横を共に歩く彼女を見ると先ほどまでとはうって変わって静かだ。
「なあ、ミーア……。」
なんとはなしに呼びかける俺。
「ん?なに?シン。」
表情を切り替えて明るく聞いてくる彼女。俺は…なにを言おうとしていたんだ?
「いや、その……。」
「なによ、自分で呼んでおいて。」
歯切れの悪い俺にむくれる彼女。
「いいだろ、別に。」
「いいわけないじゃない。何をいっているのよ。」
そういって視線をぶつける俺達。少しの間をおいてどちらからともなく噴出した。

「今日はありがとうね、シン。」
「え?」
ひとしきり笑った後、彼女が俺に言ってきた。
「今日は本当に楽しかったよ。無理を言っちゃってごめんなさいね。」
やけにしおらしい彼女。まさかまた引っ掛けか?
俺がそう思った時、不意に彼女は小走りで先に行きはじめた。
「お、おい。待てよ。」
俺は彼女を引き止める。なぜかそのまま遠くに言ってしまいそうな気がした。
彼女は俺から少し先で立ち止まり振り返る。
「ねえ、シン。人魚姫のお話って知ってる?」
「人魚姫?ああ、一応は。」
「人魚姫はね、姿も素性も変えて大好きな王子様の側に行くの。
そして自分の心を明かせないまま過ごすの。」
知っている。有名な童話だ。
「やがて王子様も周りも人魚姫がした事を別の女性がした事だと信じるようになるの。
それは嘘なんだけど皆の中では事実になるの。だって彼女は『本物』だから。
姿も素性も変え、心も隠した人魚姫とは違って『本物』だから。」
何を言おうとしてるんだ?ただ童話のあらすじを語っている雰囲気じゃない。
「人魚姫は最後に消えるときに何を思ったのかな?
……愛する王子様を想って笑えていたのかな。」
そういって静かに微笑む彼女。その笑顔が俺にはやたらと悲しく感じられた。
何故だろう?言葉が出せない……。
「ほら、そこで主演男優が名台詞を言うところでしょ?」
不意に彼女が呆れたように妙な事を言ってくる。
「はぁ?」
「やっぱり映画を見てなかったんじゃない。あのラストシーンが良かったのに。」
映画?ひょっとして俺が睡魔と格闘していたあれの事か?
「せっかくその台詞をなぞってみたのに。肝心の男が台詞をいえなきゃ駄目じゃない。」
彼女がやれやれと首を振る。

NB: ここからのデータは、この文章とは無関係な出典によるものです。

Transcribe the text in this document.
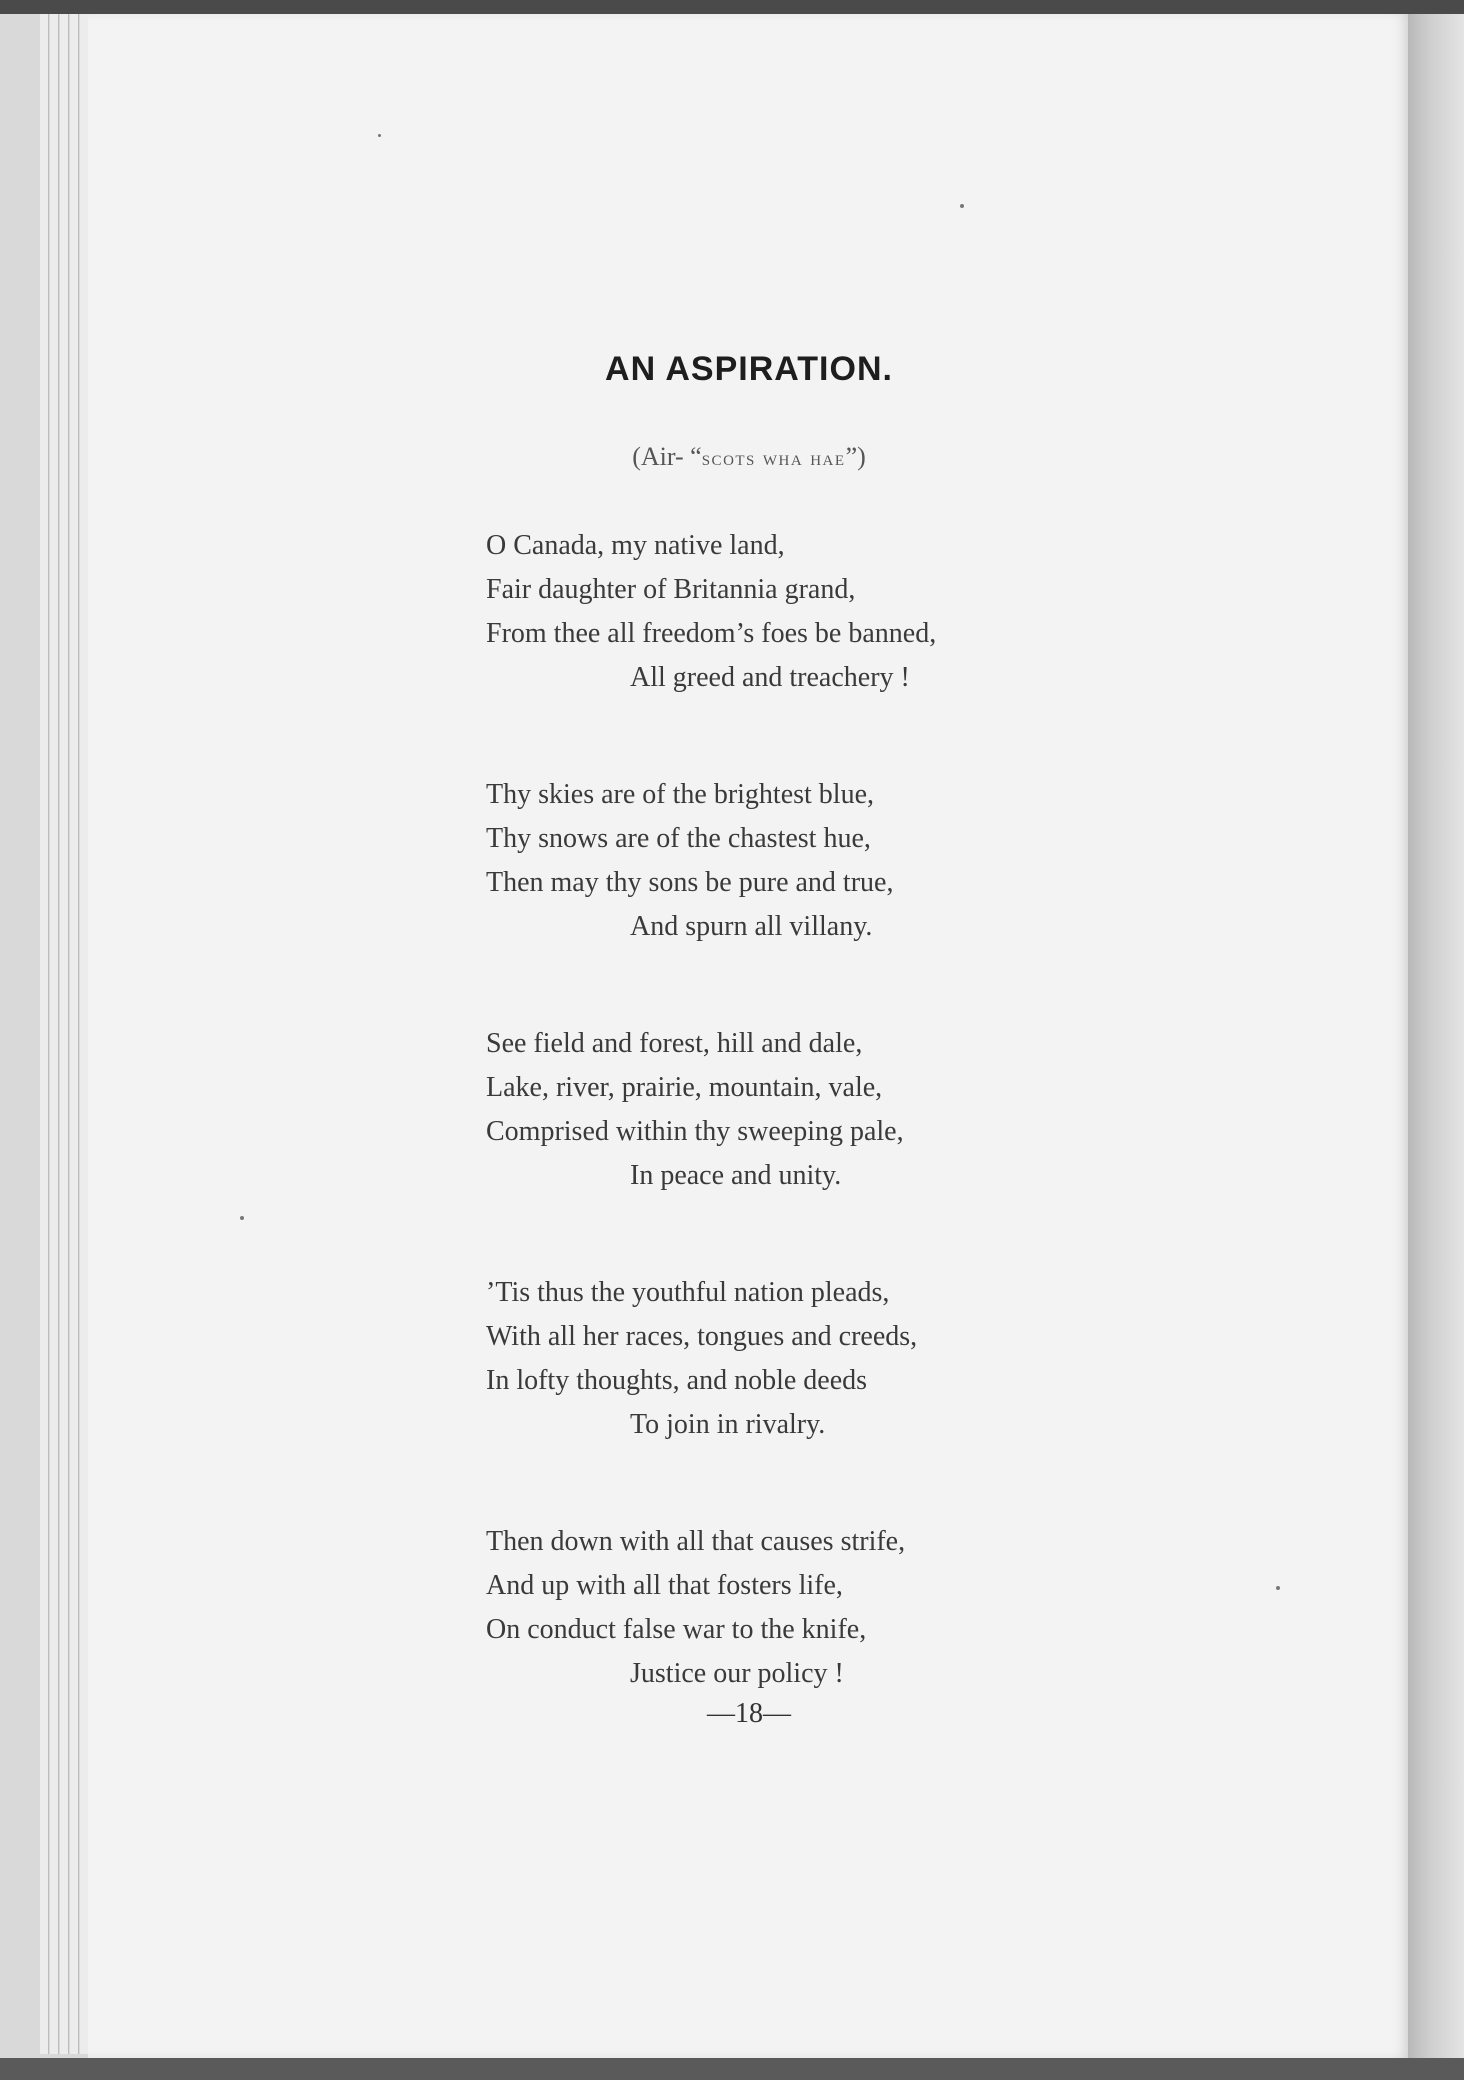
AN ASPIRATION.
(Air- “scots wha hae”)
O Canada, my native land,
Fair daughter of Britannia grand,
From thee all freedom’s foes be banned,
All greed and treachery !
Thy skies are of the brightest blue,
Thy snows are of the chastest hue,
Then may thy sons be pure and true,
And spurn all villany.
See field and forest, hill and dale,
Lake, river, prairie, mountain, vale,
Comprised within thy sweeping pale,
In peace and unity.
’Tis thus the youthful nation pleads,
With all her races, tongues and creeds,
In lofty thoughts, and noble deeds
To join in rivalry.
Then down with all that causes strife,
And up with all that fosters life,
On conduct false war to the knife,
Justice our policy !
—18—
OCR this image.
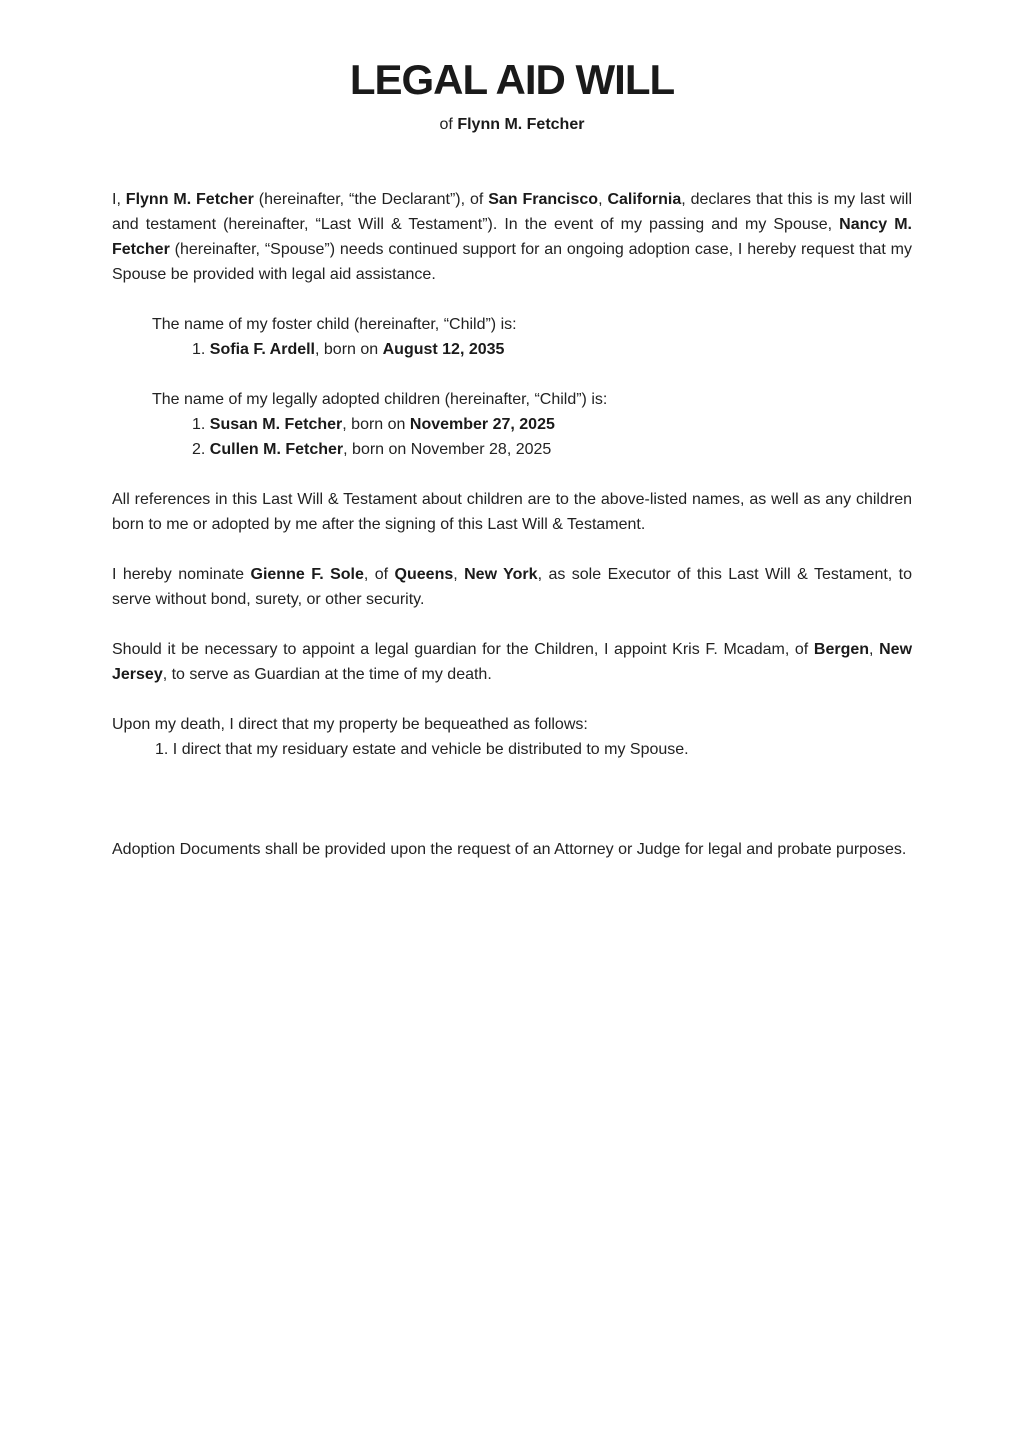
LEGAL AID WILL
of Flynn M. Fetcher

I, Flynn M. Fetcher (hereinafter, “the Declarant”), of San Francisco, California, declares that this is my last will and testament (hereinafter, “Last Will & Testament”). In the event of my passing and my Spouse, Nancy M. Fetcher (hereinafter, “Spouse”) needs continued support for an ongoing adoption case, I hereby request that my Spouse be provided with legal aid assistance.

The name of my foster child (hereinafter, “Child”) is:

1. Sofia F. Ardell, born on August 12, 2035

The name of my legally adopted children (hereinafter, “Child”) is:

1. Susan M. Fetcher, born on November 27, 2025
2. Cullen M. Fetcher, born on November 28, 2025

All references in this Last Will & Testament about children are to the above-listed names, as well as any children born to me or adopted by me after the signing of this Last Will & Testament.

I hereby nominate Gienne F. Sole, of Queens, New York, as sole Executor of this Last Will & Testament, to serve without bond, surety, or other security.

Should it be necessary to appoint a legal guardian for the Children, I appoint Kris F. Mcadam, of Bergen, New Jersey, to serve as Guardian at the time of my death.

Upon my death, I direct that my property be bequeathed as follows:

1. I direct that my residuary estate and vehicle be distributed to my Spouse.

Adoption Documents shall be provided upon the request of an Attorney or Judge for legal and probate purposes.
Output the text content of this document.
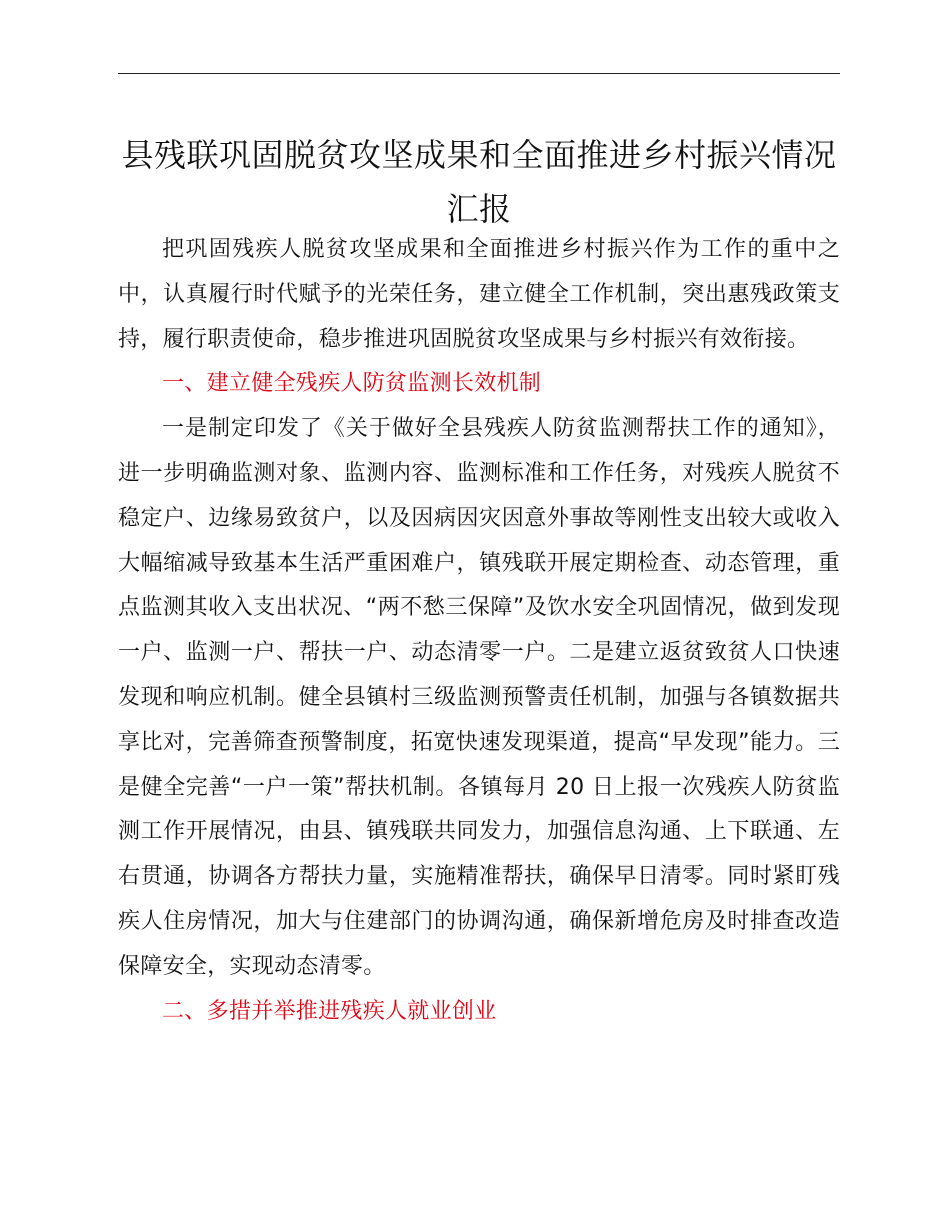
县残联巩固脱贫攻坚成果和全面推进乡村振兴情况汇报

把巩固残疾人脱贫攻坚成果和全面推进乡村振兴作为工作的重中之中，认真履行时代赋予的光荣任务，建立健全工作机制，突出惠残政策支持，履行职责使命，稳步推进巩固脱贫攻坚成果与乡村振兴有效衔接。

一、建立健全残疾人防贫监测长效机制

一是制定印发了《关于做好全县残疾人防贫监测帮扶工作的通知》，进一步明确监测对象、监测内容、监测标准和工作任务，对残疾人脱贫不稳定户、边缘易致贫户，以及因病因灾因意外事故等刚性支出较大或收入大幅缩减导致基本生活严重困难户，镇残联开展定期检查、动态管理，重点监测其收入支出状况、“两不愁三保障”及饮水安全巩固情况，做到发现一户、监测一户、帮扶一户、动态清零一户。二是建立返贫致贫人口快速发现和响应机制。健全县镇村三级监测预警责任机制，加强与各镇数据共享比对，完善筛查预警制度，拓宽快速发现渠道，提高“早发现”能力。三是健全完善“一户一策”帮扶机制。各镇每月 20 日上报一次残疾人防贫监测工作开展情况，由县、镇残联共同发力，加强信息沟通、上下联通、左右贯通，协调各方帮扶力量，实施精准帮扶，确保早日清零。同时紧盯残疾人住房情况，加大与住建部门的协调沟通，确保新增危房及时排查改造保障安全，实现动态清零。

二、多措并举推进残疾人就业创业
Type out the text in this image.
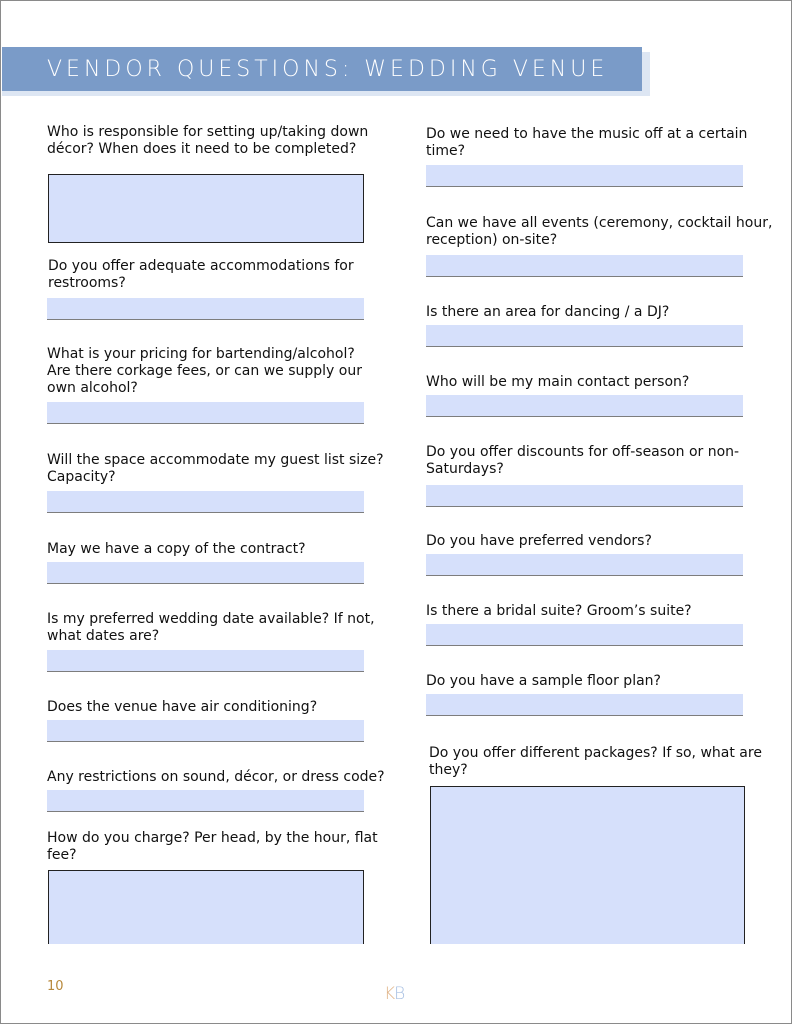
VENDOR QUESTIONS: WEDDING VENUE
Who is responsible for setting up/taking down
décor? When does it need to be completed?
Do you offer adequate accommodations for
restrooms?
What is your pricing for bartending/alcohol?
Are there corkage fees, or can we supply our
own alcohol?
Will the space accommodate my guest list size?
Capacity?
May we have a copy of the contract?
Is my preferred wedding date available? If not,
what dates are?
Does the venue have air conditioning?
Any restrictions on sound, décor, or dress code?
How do you charge? Per head, by the hour, flat
fee?
Do we need to have the music off at a certain
time?
Can we have all events (ceremony, cocktail hour,
reception) on-site?
Is there an area for dancing / a DJ?
Who will be my main contact person?
Do you offer discounts for off-season or non-
Saturdays?
Do you have preferred vendors?
Is there a bridal suite? Groom’s suite?
Do you have a sample floor plan?
Do you offer different packages? If so, what are
they?
10	KB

ひょっとしなくてもこれは……。
騙された、ひっかけられた、心配して損した、いくつもの言葉が俺を駆け巡る。
「あんたって人はあああ〜〜〜〜!覚えているわけないだろ、あんなたるいもの!」
「たるいって何よ!素敵なお話だったじゃない!」
「俺は半分寝てたよ、内容なんか知ったことじゃないさ!」
「ああ!やっぱり寝てたんじゃない!ひっどーーい!あんなに起こしてあげたのに!」
「……!」
「………!」

ちなみにこの不毛な言い争いは、付近の住民が騒がしさに気づいて動き始めた時まで続き
俺と彼女はあわててその場から退散する事になった。…またこんな感じかよ。
そうこうして彼女を送った後に俺は自分の部屋に戻った。
ベットに横たわり今日の事を振り返ったとき、人魚姫の話をしている彼女が
やけに思い出されて中々眠れなかった。